Molecular Biomarkers Unit, The Biodesign Institute at Arizona State University, Tempe, Arizona 85287, United States.
Anal Chem. 2013 Mar 5;85(5):2927-36. doi: 10.1021/ac3035579. Epub 2013 Feb 15.
Dysregulated glycotransferase enzymes in cancer cells produce aberrant glycans--some of which can help facilitate metastases. Within a cell, individual glycotransferases promiscuously help to construct dozens of unique glycan structures, making it difficult to comprehensively track their activity in biospecimens--especially where they are absent or inactive. Here, we describe an approach to deconstruct glycans in whole biospecimens then analytically pool together resulting monosaccharide-and-linkage-specific degradation products ("glycan nodes") that directly represent the activities of specific glycotransferases. To implement this concept, a reproducible, relative quantitation-based glycan methylation analysis methodology was developed that simultaneously captures information from N-, O-, and lipid linked glycans and is compatible with whole biofluids and homogenized tissues; in total, over 30 different glycan nodes are detectable per gas chromatography-mass spectrometry (GC-MS) run. Numerous nonliver organ cancers are known to induce the production of abnormally glycosylated serum proteins. Thus, following analytical validation, in blood plasma, the technique was applied to a group of 59 lung cancer patient plasma samples and age/gender/smoking-status-matched non-neoplastic controls from the Lung Cancer in Central and Eastern Europe (CEE) study to gauge the clinical utility of the approach toward the detection of lung cancer. Ten smoking-independent glycan node ratios were found that detect lung cancer with individual receiver operating characteristic (ROC) c-statistics ranging from 0.76 to 0.88. Two glycan nodes provided novel evidence for altered ST6Gal-I and GnT-IV glycotransferase activities in lung cancer patients. In summary, a conceptually novel approach to the analysis of glycans in unfractionated human biospecimens has been developed that, upon clinical validation for specific applications, may provide diagnostic and/or predictive information in glycan-altering diseases.

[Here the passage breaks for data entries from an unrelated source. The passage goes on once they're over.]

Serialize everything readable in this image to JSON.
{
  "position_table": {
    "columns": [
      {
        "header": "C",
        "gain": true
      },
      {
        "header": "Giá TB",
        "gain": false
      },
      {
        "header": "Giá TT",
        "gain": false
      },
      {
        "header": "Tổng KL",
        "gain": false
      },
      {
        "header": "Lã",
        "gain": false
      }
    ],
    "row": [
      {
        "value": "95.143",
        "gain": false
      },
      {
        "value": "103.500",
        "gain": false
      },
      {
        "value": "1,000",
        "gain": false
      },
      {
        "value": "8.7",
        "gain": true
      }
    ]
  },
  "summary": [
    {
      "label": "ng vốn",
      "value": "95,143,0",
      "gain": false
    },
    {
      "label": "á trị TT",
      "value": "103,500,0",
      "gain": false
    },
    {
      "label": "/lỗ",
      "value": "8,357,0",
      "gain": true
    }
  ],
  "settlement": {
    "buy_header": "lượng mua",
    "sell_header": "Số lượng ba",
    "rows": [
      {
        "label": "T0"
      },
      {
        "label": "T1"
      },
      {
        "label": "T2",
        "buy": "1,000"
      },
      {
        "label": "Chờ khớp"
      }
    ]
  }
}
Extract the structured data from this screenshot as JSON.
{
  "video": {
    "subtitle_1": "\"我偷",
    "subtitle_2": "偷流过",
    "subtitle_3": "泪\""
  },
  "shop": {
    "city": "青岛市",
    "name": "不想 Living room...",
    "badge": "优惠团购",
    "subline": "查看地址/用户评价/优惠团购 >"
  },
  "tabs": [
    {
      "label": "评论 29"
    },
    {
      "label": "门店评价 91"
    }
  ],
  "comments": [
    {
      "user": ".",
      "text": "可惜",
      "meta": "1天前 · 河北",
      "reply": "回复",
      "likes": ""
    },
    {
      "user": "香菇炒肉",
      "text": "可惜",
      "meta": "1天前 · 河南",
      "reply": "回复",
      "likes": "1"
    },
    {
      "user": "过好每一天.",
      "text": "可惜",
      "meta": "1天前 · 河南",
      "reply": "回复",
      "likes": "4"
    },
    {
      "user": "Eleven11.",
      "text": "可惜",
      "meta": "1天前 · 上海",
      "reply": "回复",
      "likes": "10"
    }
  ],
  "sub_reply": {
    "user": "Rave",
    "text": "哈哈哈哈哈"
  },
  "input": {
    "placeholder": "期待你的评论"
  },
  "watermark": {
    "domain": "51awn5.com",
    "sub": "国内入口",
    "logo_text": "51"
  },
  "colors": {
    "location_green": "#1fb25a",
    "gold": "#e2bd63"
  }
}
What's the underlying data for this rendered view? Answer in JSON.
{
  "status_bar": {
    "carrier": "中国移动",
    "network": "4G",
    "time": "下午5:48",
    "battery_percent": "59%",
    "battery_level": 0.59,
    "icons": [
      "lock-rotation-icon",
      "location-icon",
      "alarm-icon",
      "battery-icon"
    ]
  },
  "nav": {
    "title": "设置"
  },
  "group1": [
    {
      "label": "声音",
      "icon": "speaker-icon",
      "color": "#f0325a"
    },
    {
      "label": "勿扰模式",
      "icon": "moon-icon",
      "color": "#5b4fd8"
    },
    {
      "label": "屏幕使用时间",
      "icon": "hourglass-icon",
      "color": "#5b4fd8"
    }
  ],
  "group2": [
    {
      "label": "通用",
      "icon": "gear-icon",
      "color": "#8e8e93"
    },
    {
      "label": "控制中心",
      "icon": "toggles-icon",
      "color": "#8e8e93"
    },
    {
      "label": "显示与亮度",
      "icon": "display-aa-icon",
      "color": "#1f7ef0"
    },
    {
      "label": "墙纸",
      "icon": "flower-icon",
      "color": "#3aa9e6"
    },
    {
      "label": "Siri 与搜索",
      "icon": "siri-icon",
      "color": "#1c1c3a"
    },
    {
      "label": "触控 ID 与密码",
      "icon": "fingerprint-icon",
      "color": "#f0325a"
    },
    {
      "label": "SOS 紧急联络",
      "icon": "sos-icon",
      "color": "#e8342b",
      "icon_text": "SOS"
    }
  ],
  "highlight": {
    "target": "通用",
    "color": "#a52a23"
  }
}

癌细胞中失调的糖基转移酶会产生异常的聚糖——其中一些聚糖有助于促进转移。在细胞内,单个糖基转移酶会杂乱无章地帮助构建数十种独特的聚糖结构,这使得全面跟踪其在生物样本中的活性变得非常困难——尤其是当它们不存在或不活跃时。在这里,我们描述了一种方法,可以对整个生物样本中的聚糖进行解构,然后分析性地将产生的单糖和键特异性降解产物(“聚糖节点”)汇集在一起,这些产物直接代表特定糖基转移酶的活性。为了实现这一概念,我们开发了一种可重复的、基于相对定量的聚糖甲基化分析方法,该方法同时捕获 N-、O- 和脂连接聚糖的信息,并且与全生物流体和匀浆组织兼容;总共,每个气相色谱-质谱(GC-MS)运行可检测到 30 多种不同的聚糖节点。众所周知,许多非肝脏癌症会诱导异常糖基化血清蛋白的产生。因此,在经过分析验证后,我们将该技术应用于一组 59 例肺癌患者的血浆样本和来自中欧和东欧肺癌(CEE)研究的年龄/性别/吸烟状况匹配的非肿瘤对照者的血浆中,以评估该方法在检测肺癌方面的临床应用价值。发现了 10 个与吸烟无关的聚糖节点比值,这些比值通过个体接收者操作特征(ROC)曲线下面积(c 统计量)的检测可达到 0.76 到 0.88,用于检测肺癌。两个聚糖节点为肺癌患者中 ST6Gal-I 和 GnT-IV 糖基转移酶活性的改变提供了新的证据。总之,我们开发了一种用于分析未经分离的人类生物样本中聚糖的新概念性方法,在经过特定应用的临床验证后,它可能为糖基化疾病提供诊断和/或预测信息。